# CEC question -- running conductors "square" with building lines



## Animal (Jan 25, 2008)

Can any Canadian electricians help me out here?

I was told at work recently that it is "code" to run all conductors in walls "square" with the building -- for example, horizontally and vertically, not diagonally through studs. While I agree that this is more professional-looking, I'm curious where in the CEC it specifies that this is required. The person who told me insisted it was in section 2 "somewhere", but I'm unable to find any reference of this. Is this just a trade-wide accepted standard and is there any reason for it (other than aesthetics)? 

Thanks


----------



## nolabama (Oct 3, 2007)

not a canadian code per se but ansi defines workmanlike as straight, level, plumb, vertical and horizontal


----------



## cdnelectrician (Mar 14, 2008)

I haven't seen anything along the lines of that in the CEC side from rule 2-108 "Quality of work". Sometimes you don't have a choice if a wire is too short while doing a reno. Other than that, it looks like a$$ if you run it on an angle.


----------



## Animal (Jan 25, 2008)

That's what I was thinking too, cdn (rule 2-108). Thanks for the clarification... and yeah, I agree, it does look pretty bad run on an angle. Was just wondering if it's necessarily against code though.


----------



## cdnelectrician (Mar 14, 2008)

Nope!
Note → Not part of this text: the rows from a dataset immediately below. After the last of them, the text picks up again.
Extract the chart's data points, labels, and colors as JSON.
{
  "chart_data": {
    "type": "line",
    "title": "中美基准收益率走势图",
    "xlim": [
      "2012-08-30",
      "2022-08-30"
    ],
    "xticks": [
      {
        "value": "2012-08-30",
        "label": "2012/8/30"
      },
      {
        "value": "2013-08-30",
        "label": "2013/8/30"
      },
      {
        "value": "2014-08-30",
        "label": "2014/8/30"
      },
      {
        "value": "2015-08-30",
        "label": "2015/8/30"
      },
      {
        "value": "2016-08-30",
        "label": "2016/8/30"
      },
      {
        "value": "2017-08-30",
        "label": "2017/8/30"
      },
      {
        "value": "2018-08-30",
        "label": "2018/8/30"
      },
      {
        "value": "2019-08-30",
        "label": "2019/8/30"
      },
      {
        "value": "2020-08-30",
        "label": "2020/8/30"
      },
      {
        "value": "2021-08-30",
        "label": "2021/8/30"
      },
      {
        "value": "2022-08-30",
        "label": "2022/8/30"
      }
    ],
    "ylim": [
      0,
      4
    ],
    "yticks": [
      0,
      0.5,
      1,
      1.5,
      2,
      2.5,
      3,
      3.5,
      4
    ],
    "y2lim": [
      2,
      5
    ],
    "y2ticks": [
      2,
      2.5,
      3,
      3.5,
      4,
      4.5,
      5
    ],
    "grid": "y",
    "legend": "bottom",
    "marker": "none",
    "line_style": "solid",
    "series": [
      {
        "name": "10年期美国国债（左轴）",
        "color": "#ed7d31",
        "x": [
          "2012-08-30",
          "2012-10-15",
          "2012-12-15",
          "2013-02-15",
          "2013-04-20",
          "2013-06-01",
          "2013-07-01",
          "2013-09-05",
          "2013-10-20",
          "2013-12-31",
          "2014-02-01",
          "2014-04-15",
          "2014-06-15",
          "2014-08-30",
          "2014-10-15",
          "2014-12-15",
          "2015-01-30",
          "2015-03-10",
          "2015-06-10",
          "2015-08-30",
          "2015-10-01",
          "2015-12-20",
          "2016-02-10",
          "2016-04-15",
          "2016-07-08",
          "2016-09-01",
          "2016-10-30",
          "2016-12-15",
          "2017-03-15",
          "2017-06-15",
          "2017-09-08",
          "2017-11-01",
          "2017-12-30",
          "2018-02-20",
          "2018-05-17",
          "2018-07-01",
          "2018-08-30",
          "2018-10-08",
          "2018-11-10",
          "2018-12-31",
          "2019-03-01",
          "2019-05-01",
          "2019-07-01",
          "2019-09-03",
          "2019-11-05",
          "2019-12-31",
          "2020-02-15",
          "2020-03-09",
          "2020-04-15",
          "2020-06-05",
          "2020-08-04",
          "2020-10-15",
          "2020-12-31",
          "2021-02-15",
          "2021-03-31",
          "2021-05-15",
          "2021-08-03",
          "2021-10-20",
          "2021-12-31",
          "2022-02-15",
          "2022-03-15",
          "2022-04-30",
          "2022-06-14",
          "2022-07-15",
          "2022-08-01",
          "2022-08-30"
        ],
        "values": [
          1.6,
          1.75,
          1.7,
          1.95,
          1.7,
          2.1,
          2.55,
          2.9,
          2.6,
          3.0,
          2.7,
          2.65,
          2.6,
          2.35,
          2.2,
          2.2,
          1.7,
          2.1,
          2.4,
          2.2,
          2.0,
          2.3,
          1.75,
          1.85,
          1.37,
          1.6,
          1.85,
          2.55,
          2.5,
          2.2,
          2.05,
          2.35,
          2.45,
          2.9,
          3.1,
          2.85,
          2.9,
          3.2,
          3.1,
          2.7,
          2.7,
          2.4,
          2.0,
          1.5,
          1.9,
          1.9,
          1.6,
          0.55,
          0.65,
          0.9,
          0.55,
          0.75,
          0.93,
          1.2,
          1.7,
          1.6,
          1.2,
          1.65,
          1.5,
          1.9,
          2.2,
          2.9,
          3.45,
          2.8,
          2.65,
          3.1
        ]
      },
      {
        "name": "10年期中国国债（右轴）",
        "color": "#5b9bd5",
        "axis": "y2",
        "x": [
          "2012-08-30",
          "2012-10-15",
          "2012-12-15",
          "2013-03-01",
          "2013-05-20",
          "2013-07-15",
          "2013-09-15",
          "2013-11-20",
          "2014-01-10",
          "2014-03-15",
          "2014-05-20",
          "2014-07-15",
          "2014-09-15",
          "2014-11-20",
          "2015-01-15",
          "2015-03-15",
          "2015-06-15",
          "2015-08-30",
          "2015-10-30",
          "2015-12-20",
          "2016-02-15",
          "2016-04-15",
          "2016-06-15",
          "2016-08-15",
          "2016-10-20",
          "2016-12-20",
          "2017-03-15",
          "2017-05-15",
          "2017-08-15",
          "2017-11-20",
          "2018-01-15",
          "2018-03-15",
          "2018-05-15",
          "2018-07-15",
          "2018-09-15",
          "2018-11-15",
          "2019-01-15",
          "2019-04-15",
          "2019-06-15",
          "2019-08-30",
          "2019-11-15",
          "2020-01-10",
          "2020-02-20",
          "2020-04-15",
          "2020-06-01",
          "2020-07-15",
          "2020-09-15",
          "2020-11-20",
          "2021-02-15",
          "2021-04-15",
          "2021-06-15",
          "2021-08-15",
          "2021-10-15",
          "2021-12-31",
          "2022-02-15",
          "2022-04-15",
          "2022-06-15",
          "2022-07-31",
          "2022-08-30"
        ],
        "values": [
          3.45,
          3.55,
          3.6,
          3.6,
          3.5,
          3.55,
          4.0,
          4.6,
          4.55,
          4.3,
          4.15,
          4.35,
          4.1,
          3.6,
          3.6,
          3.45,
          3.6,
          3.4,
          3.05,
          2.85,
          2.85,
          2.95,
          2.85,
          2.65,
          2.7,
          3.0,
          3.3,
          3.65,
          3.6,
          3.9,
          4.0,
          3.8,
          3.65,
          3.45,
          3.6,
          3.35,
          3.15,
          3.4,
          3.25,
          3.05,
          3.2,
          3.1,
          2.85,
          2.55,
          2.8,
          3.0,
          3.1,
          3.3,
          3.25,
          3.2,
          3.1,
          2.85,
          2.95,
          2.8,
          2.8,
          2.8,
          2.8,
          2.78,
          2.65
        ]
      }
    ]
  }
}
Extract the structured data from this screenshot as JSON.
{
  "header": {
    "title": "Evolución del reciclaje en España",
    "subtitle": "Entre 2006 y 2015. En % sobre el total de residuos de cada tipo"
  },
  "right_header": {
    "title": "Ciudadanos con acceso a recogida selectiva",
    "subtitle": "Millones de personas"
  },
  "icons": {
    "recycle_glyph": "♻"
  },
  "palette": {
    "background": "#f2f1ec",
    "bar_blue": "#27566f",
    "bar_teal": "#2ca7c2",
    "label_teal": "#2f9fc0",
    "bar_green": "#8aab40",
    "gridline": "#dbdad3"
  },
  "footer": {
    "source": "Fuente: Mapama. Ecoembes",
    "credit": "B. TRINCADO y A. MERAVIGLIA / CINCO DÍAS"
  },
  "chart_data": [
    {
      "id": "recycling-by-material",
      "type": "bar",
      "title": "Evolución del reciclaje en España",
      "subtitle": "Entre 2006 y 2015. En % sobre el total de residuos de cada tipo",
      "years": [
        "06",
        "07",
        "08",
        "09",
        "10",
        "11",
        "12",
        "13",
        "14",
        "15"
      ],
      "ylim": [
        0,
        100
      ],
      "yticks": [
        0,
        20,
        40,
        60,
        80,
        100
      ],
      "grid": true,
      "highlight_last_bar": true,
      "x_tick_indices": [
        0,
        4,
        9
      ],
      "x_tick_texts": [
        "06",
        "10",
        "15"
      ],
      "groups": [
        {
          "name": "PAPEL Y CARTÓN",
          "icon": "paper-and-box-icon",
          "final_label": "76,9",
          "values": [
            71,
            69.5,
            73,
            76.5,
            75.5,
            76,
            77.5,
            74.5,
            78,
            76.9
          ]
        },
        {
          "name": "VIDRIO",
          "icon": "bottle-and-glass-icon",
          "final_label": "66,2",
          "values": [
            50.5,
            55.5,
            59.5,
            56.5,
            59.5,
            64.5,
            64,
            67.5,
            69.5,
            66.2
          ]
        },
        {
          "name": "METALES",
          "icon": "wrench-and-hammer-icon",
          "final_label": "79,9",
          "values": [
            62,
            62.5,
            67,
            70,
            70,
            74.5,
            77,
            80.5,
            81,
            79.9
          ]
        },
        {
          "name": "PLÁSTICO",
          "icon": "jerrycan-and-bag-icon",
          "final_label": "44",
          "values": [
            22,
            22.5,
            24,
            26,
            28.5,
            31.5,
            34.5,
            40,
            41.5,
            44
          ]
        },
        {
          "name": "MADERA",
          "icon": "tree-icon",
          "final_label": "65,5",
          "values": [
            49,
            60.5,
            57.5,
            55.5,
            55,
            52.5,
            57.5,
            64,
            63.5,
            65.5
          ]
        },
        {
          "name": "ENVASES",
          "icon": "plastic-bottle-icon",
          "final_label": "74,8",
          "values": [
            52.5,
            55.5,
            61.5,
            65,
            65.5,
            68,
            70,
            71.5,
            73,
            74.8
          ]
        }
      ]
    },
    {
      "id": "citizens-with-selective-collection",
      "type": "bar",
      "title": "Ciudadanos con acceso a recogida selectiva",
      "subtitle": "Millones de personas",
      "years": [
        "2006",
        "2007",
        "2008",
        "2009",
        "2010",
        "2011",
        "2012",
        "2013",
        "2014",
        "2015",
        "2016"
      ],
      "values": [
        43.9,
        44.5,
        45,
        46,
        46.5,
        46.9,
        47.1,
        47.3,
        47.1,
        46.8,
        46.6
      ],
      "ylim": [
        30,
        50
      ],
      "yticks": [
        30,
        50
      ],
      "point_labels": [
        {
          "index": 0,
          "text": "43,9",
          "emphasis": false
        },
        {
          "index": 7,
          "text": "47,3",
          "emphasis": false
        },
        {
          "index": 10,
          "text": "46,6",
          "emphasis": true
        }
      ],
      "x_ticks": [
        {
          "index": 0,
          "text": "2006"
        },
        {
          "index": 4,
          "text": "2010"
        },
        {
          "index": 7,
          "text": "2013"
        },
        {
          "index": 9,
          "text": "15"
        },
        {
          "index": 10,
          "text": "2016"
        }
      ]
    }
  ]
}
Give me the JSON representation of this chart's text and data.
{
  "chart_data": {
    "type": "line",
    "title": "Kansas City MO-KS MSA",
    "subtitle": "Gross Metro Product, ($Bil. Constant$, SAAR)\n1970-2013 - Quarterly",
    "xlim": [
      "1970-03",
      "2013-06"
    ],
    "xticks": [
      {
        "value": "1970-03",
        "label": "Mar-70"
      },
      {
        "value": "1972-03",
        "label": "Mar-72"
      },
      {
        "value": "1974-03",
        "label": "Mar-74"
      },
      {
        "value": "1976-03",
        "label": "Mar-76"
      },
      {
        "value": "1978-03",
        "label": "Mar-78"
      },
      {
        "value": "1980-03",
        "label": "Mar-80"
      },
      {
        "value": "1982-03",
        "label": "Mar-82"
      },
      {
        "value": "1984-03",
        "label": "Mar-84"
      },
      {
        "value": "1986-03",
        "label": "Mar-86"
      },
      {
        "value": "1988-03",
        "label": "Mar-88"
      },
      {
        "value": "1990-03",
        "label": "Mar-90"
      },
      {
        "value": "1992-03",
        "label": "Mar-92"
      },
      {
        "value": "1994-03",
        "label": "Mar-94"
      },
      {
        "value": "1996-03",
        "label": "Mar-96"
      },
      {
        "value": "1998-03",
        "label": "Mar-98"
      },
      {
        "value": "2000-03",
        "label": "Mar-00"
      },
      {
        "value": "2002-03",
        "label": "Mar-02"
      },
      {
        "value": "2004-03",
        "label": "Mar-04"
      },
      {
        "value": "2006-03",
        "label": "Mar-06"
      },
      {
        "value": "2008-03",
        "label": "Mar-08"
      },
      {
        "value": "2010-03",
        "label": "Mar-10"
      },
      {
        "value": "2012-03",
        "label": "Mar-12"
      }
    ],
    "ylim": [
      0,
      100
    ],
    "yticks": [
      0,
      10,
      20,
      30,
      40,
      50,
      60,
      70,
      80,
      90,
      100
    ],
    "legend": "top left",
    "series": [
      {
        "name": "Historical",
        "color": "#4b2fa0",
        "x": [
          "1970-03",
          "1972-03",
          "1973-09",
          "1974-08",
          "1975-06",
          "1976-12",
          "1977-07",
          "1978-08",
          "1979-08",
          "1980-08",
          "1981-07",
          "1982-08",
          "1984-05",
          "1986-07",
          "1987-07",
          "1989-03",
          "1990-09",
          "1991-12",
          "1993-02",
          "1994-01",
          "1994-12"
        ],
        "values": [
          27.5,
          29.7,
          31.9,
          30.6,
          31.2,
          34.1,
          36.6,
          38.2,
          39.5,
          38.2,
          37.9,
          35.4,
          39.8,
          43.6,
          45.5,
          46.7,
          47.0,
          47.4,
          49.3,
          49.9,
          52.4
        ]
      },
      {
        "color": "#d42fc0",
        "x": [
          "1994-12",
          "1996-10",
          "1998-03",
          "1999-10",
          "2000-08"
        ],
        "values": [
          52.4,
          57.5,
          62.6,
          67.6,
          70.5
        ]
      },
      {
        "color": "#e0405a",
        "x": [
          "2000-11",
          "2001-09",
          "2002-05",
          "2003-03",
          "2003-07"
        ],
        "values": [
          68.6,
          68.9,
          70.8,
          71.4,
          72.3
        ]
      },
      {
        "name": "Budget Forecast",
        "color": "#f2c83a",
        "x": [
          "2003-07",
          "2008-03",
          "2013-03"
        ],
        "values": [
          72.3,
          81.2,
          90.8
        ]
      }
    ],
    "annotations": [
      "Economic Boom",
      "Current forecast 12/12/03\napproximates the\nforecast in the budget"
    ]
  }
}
I don't think an inspector will ever fail you for that (unless he really doesn't like you or your boss didn't buy him a bottle of something special at Christmas)


----------



## Wilhoit (Nov 10, 2008)

Your bid should allow extra wire to eliminate any but square wiring--you know after completion where your wires are for retro fit or troubleshooting--the customer can hang pictures etc--More important keep all your home runs together in tight bundle--make sure home owner is familiar with location--this allows for retro fit for everything else.


----------



## personal (Jun 3, 2008)

This is a workmanship issue. I have pictures of work done like you have discribed. To me it shows being lazy and cheap. These are usually the guys that do minimum code everywhere they can get away with it. While looking at one of there jobs on a new house a freind was looking at purchasing I had to point out all the short cuts they had taken. Not only are all wires run diagonal but there stapled once at the top of the box then free-air up through the top plate! In the CEC it requires one duplex rec. per vehicle space in a residential garage and in this house they put one on the wall and one in the ceiling for the opener! THIS COUNTS AS TWO! Who does this type of work! I'd walk and say shove it before I work for a cheap contractor and put my name on that. sorry for the rant put some things like this get me going


----------



## doodle081962 (Dec 18, 2008)

*Running conductors square*

This is definitely a workmanship issue, there is no such rule in the cec that I have ever viewed.I am an ex IBEW Local 120 member now working in the Maintenance field.


----------